KAYONG INFORMASI – Gubernur Kalimantan Barat, Ria Norsan, menerima secara langsung aspirasi dari Persatuan Sopir Kalimantan Barat yang menggelar aksi damai di Halaman Kantor Gubernur Kalimantan Barat, Senin (27/7/2026). Aksi tersebut digelar guna menyuarakan keluhan terkait kelangkaan bahan bakar minyak (BBM) bersubsidi jenis solar bagi kendaraan angkutan umum dan angkutan barang.

Usai aksi berlangsung tertib, Gubernur mengundang perwakilan sopir dari seluruh kabupaten/kota se-Kalbar untuk berdialog di Ruang Ruai Telabang. Pertemuan maraton selama dua jam tersebut menjadi ruang musyawarah antara pemerintah daerah, pengemudi angkutan, Pertamina, hingga aparat penegak hukum guna mencari jalan keluar atas persoalan distribusi solar yang kian menyulitkan para sopir.

Dalam dialog tersebut, para sopir menyampaikan sejumlah tuntutan utama. Mereka mendesak pemerintah memastikan keterjangkauan dan ketersediaan solar subsidi, memperketat pengawasan di lapangan, serta menindak tegas segala bentuk penyelewengan.

Guna memastikan penyaluran tepat sasaran, para sopir mengusulkan pembentukan Tim Terpadu Pengawasan dan Penertiban Distribusi BBM Bersubsidi. Tim ini diusulkan melibatkan Pemprov Kalbar, PT Pertamina Patra Niaga, BPH Migas, aparat penegak hukum, instansi terkait, hingga perwakilan Persatuan Sopir Kalbar. Mereka juga meminta sanksi tegas serta proses hukum bagi SPBU, pelangsir, maupun oknum yang terbukti bermain dalam rantai distribusi.

Gubernur Ria Norsan mengapresiasi jajaran sopir yang telah menyampaikan aspirasi secara damai dan kondusif. Ia menegaskan bahwa Pemprov Kalbar menampung seluruh keluhan yang menjadi akar permasalahan kelangkaan solar di lapangan.

“Terima kasih kepada rekan-rekan sopir yang telah menyampaikan aspirasi.
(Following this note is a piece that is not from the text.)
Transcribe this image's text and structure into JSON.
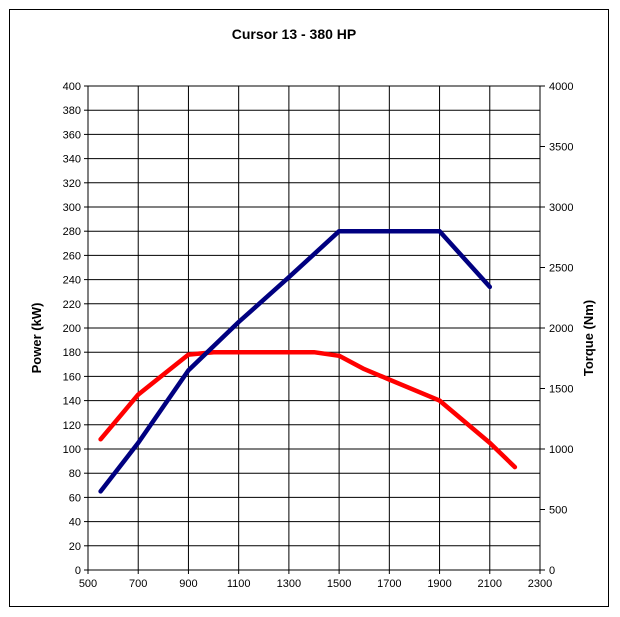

Kita sudah berdiskusi kurang lebih dua jam dan ada beberapa hal yang menjadi keluhan utama,” ujar Norsan.

Norsan menyoroti dua masalah krusial yang dilaporkan, yakni dugaan penjualan solar subsidi di atas Harga Eceran Tertinggi (HET) oleh oknum SPBU serta praktik pelangsiran dengan modus penggunaan barcode berulang kali.

“Masalah harga di atas HET di SPBU ini sudah melanggar aturan. SPBU tidak boleh menjual BBM subsidi di atas harga yang telah ditentukan Pemerintah Pusat. Tadi disampaikan bahwa hal ini terjadi dan diduga dilakukan oleh oknum,” tegasnya.
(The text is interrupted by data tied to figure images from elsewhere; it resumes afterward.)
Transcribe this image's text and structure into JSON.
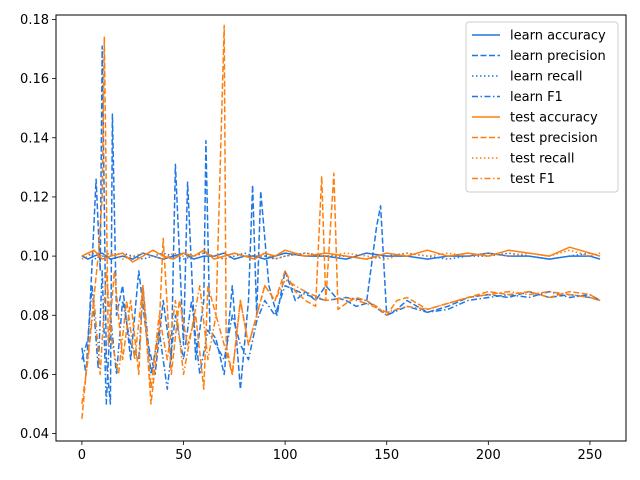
{
  "chart_data": {
    "type": "line",
    "xlim": [
      -12.75,
      267.75
    ],
    "ylim": [
      0.0375,
      0.1815
    ],
    "x_ticks": [
      0,
      50,
      100,
      150,
      200,
      250
    ],
    "y_ticks": [
      0.04,
      0.06,
      0.08,
      0.1,
      0.12,
      0.14,
      0.16,
      0.18
    ],
    "grid": false,
    "legend_position": "upper right",
    "colors": {
      "learn": "#1f77e4",
      "test": "#ff7f0e"
    },
    "series": [
      {
        "name": "learn accuracy",
        "color": "#1f77e4",
        "style": "solid",
        "x": [
          0,
          3,
          6,
          10,
          14,
          20,
          25,
          30,
          35,
          40,
          45,
          50,
          55,
          60,
          65,
          70,
          75,
          80,
          85,
          90,
          95,
          100,
          110,
          120,
          130,
          140,
          150,
          160,
          170,
          180,
          190,
          200,
          210,
          220,
          230,
          240,
          250,
          255
        ],
        "y": [
          0.1,
          0.099,
          0.1,
          0.101,
          0.099,
          0.1,
          0.099,
          0.101,
          0.1,
          0.099,
          0.1,
          0.101,
          0.099,
          0.1,
          0.1,
          0.101,
          0.099,
          0.1,
          0.1,
          0.099,
          0.1,
          0.101,
          0.1,
          0.1,
          0.099,
          0.101,
          0.1,
          0.1,
          0.099,
          0.1,
          0.1,
          0.101,
          0.1,
          0.1,
          0.099,
          0.1,
          0.1,
          0.099
        ]
      },
      {
        "name": "learn precision",
        "color": "#1f77e4",
        "style": "dashed",
        "x": [
          0,
          2,
          4,
          7,
          9,
          10,
          12,
          14,
          15,
          17,
          20,
          24,
          28,
          32,
          36,
          40,
          44,
          46,
          50,
          52,
          56,
          60,
          61,
          63,
          66,
          70,
          74,
          78,
          82,
          84,
          86,
          88,
          92,
          96,
          100,
          105,
          110,
          115,
          120,
          125,
          130,
          135,
          140,
          145,
          147,
          150,
          155,
          160,
          170,
          180,
          190,
          200,
          210,
          220,
          230,
          240,
          250,
          255
        ],
        "y": [
          0.069,
          0.06,
          0.083,
          0.126,
          0.095,
          0.171,
          0.065,
          0.05,
          0.148,
          0.08,
          0.09,
          0.065,
          0.095,
          0.072,
          0.06,
          0.085,
          0.065,
          0.131,
          0.07,
          0.125,
          0.065,
          0.085,
          0.139,
          0.075,
          0.072,
          0.06,
          0.09,
          0.055,
          0.085,
          0.124,
          0.08,
          0.122,
          0.09,
          0.08,
          0.095,
          0.085,
          0.088,
          0.085,
          0.09,
          0.086,
          0.085,
          0.083,
          0.084,
          0.11,
          0.117,
          0.08,
          0.082,
          0.085,
          0.081,
          0.083,
          0.086,
          0.087,
          0.086,
          0.088,
          0.086,
          0.087,
          0.086,
          0.085
        ]
      },
      {
        "name": "learn recall",
        "color": "#1f77e4",
        "style": "dotted",
        "x": [
          0,
          3,
          6,
          10,
          14,
          20,
          25,
          30,
          35,
          40,
          45,
          50,
          55,
          60,
          65,
          70,
          75,
          80,
          85,
          90,
          95,
          100,
          110,
          120,
          130,
          140,
          150,
          160,
          170,
          180,
          190,
          200,
          210,
          220,
          230,
          240,
          250,
          255
        ],
        "y": [
          0.1,
          0.101,
          0.099,
          0.1,
          0.1,
          0.101,
          0.1,
          0.099,
          0.1,
          0.101,
          0.1,
          0.099,
          0.1,
          0.101,
          0.1,
          0.099,
          0.1,
          0.101,
          0.1,
          0.1,
          0.099,
          0.1,
          0.101,
          0.1,
          0.1,
          0.099,
          0.1,
          0.101,
          0.1,
          0.099,
          0.1,
          0.1,
          0.101,
          0.1,
          0.099,
          0.1,
          0.101,
          0.1
        ]
      },
      {
        "name": "learn F1",
        "color": "#1f77e4",
        "style": "dashdot",
        "x": [
          0,
          3,
          5,
          8,
          10,
          12,
          14,
          17,
          20,
          24,
          28,
          30,
          34,
          38,
          42,
          46,
          50,
          54,
          58,
          62,
          66,
          70,
          74,
          78,
          82,
          86,
          90,
          95,
          100,
          110,
          120,
          130,
          140,
          150,
          160,
          170,
          180,
          190,
          200,
          210,
          220,
          230,
          240,
          250,
          255
        ],
        "y": [
          0.065,
          0.072,
          0.09,
          0.062,
          0.095,
          0.05,
          0.08,
          0.06,
          0.085,
          0.07,
          0.065,
          0.09,
          0.06,
          0.075,
          0.055,
          0.08,
          0.065,
          0.085,
          0.06,
          0.075,
          0.07,
          0.065,
          0.08,
          0.07,
          0.065,
          0.078,
          0.085,
          0.08,
          0.09,
          0.087,
          0.085,
          0.086,
          0.085,
          0.08,
          0.083,
          0.081,
          0.082,
          0.085,
          0.086,
          0.087,
          0.086,
          0.088,
          0.086,
          0.087,
          0.085
        ]
      },
      {
        "name": "test accuracy",
        "color": "#ff7f0e",
        "style": "solid",
        "x": [
          0,
          3,
          6,
          10,
          14,
          20,
          25,
          30,
          35,
          40,
          45,
          50,
          55,
          60,
          65,
          70,
          75,
          80,
          85,
          90,
          95,
          100,
          110,
          120,
          130,
          140,
          150,
          160,
          170,
          180,
          190,
          200,
          210,
          220,
          230,
          240,
          250,
          255
        ],
        "y": [
          0.1,
          0.101,
          0.102,
          0.099,
          0.1,
          0.101,
          0.098,
          0.1,
          0.102,
          0.1,
          0.099,
          0.101,
          0.1,
          0.102,
          0.099,
          0.1,
          0.101,
          0.1,
          0.099,
          0.101,
          0.1,
          0.102,
          0.1,
          0.101,
          0.1,
          0.099,
          0.101,
          0.1,
          0.102,
          0.1,
          0.101,
          0.1,
          0.102,
          0.101,
          0.1,
          0.103,
          0.101,
          0.1
        ]
      },
      {
        "name": "test precision",
        "color": "#ff7f0e",
        "style": "dashed",
        "x": [
          0,
          2,
          5,
          8,
          10,
          11,
          13,
          16,
          20,
          24,
          28,
          30,
          34,
          38,
          40,
          44,
          48,
          52,
          56,
          60,
          62,
          66,
          70,
          71,
          74,
          78,
          82,
          86,
          90,
          95,
          100,
          105,
          110,
          115,
          118,
          120,
          124,
          126,
          130,
          135,
          140,
          145,
          150,
          155,
          160,
          170,
          180,
          190,
          200,
          210,
          220,
          230,
          240,
          250,
          255
        ],
        "y": [
          0.045,
          0.06,
          0.08,
          0.1,
          0.12,
          0.174,
          0.07,
          0.095,
          0.065,
          0.085,
          0.06,
          0.09,
          0.05,
          0.075,
          0.106,
          0.06,
          0.085,
          0.07,
          0.08,
          0.055,
          0.09,
          0.08,
          0.178,
          0.07,
          0.06,
          0.085,
          0.07,
          0.08,
          0.09,
          0.085,
          0.095,
          0.088,
          0.085,
          0.083,
          0.127,
          0.085,
          0.128,
          0.082,
          0.084,
          0.086,
          0.085,
          0.083,
          0.08,
          0.085,
          0.086,
          0.082,
          0.084,
          0.086,
          0.088,
          0.087,
          0.088,
          0.086,
          0.088,
          0.087,
          0.085
        ]
      },
      {
        "name": "test recall",
        "color": "#ff7f0e",
        "style": "dotted",
        "x": [
          0,
          3,
          6,
          10,
          14,
          20,
          25,
          30,
          35,
          40,
          45,
          50,
          55,
          60,
          65,
          70,
          75,
          80,
          85,
          90,
          95,
          100,
          110,
          120,
          130,
          140,
          150,
          160,
          170,
          180,
          190,
          200,
          210,
          220,
          230,
          240,
          250,
          255
        ],
        "y": [
          0.099,
          0.1,
          0.101,
          0.1,
          0.101,
          0.099,
          0.1,
          0.101,
          0.1,
          0.099,
          0.101,
          0.1,
          0.1,
          0.101,
          0.1,
          0.099,
          0.101,
          0.1,
          0.1,
          0.101,
          0.099,
          0.1,
          0.101,
          0.1,
          0.101,
          0.1,
          0.099,
          0.101,
          0.1,
          0.101,
          0.1,
          0.101,
          0.1,
          0.101,
          0.1,
          0.102,
          0.1,
          0.101
        ]
      },
      {
        "name": "test F1",
        "color": "#ff7f0e",
        "style": "dashdot",
        "x": [
          0,
          3,
          6,
          9,
          12,
          15,
          18,
          22,
          26,
          30,
          34,
          38,
          42,
          46,
          50,
          54,
          58,
          62,
          66,
          70,
          74,
          78,
          82,
          86,
          90,
          95,
          100,
          110,
          120,
          130,
          140,
          150,
          160,
          170,
          180,
          190,
          200,
          210,
          220,
          230,
          240,
          250,
          255
        ],
        "y": [
          0.05,
          0.065,
          0.085,
          0.06,
          0.095,
          0.07,
          0.06,
          0.085,
          0.065,
          0.09,
          0.055,
          0.08,
          0.065,
          0.085,
          0.06,
          0.075,
          0.09,
          0.065,
          0.08,
          0.07,
          0.06,
          0.085,
          0.07,
          0.08,
          0.09,
          0.085,
          0.092,
          0.088,
          0.085,
          0.086,
          0.084,
          0.081,
          0.083,
          0.082,
          0.084,
          0.086,
          0.087,
          0.088,
          0.087,
          0.088,
          0.087,
          0.086,
          0.085
        ]
      }
    ]
  }
}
Terkait penanganan, Gubernur menjelaskan bahwa Pemprov Kalbar sebelumnya telah menerbitkan surat edaran dan teguran. Namun, untuk langkah penindakan hukum dan sanksi operasional, kewenangan berada di tangan instansi teknis seperti PT Pertamina Patra Niaga dan aparat penegak hukum. Oleh karena itu, Pemprov Kalbar berjanji akan segera mengkoordinasikan temuan ini ke lembaga berwenang.

“Kita akan tindak lanjuti dan koordinasikan bersama pihak terkait. Yang penting, kita ingin agar BBM bersubsidi ini tepat sasaran dan masyarakat yang memang berhak, khususnya para sopir angkutan umum dan barang, dapat memperoleh akses yang mudah dan adil,” pungkas Norsan.

Pertemuan ini turut dihadiri oleh jajaran Kepala Organisasi Perangkat Daerah (OPD) Pemprov Kalbar, Senior Area Manager PT Pertamina Patra Niaga, Kapolresta Pontianak, perwakilan Polda Kalbar, serta perwakilan Hiswana Migas Kalbar sebagai bentuk komitmen bersama mengurai persoalan distribusi BBM di Kalimantan Barat.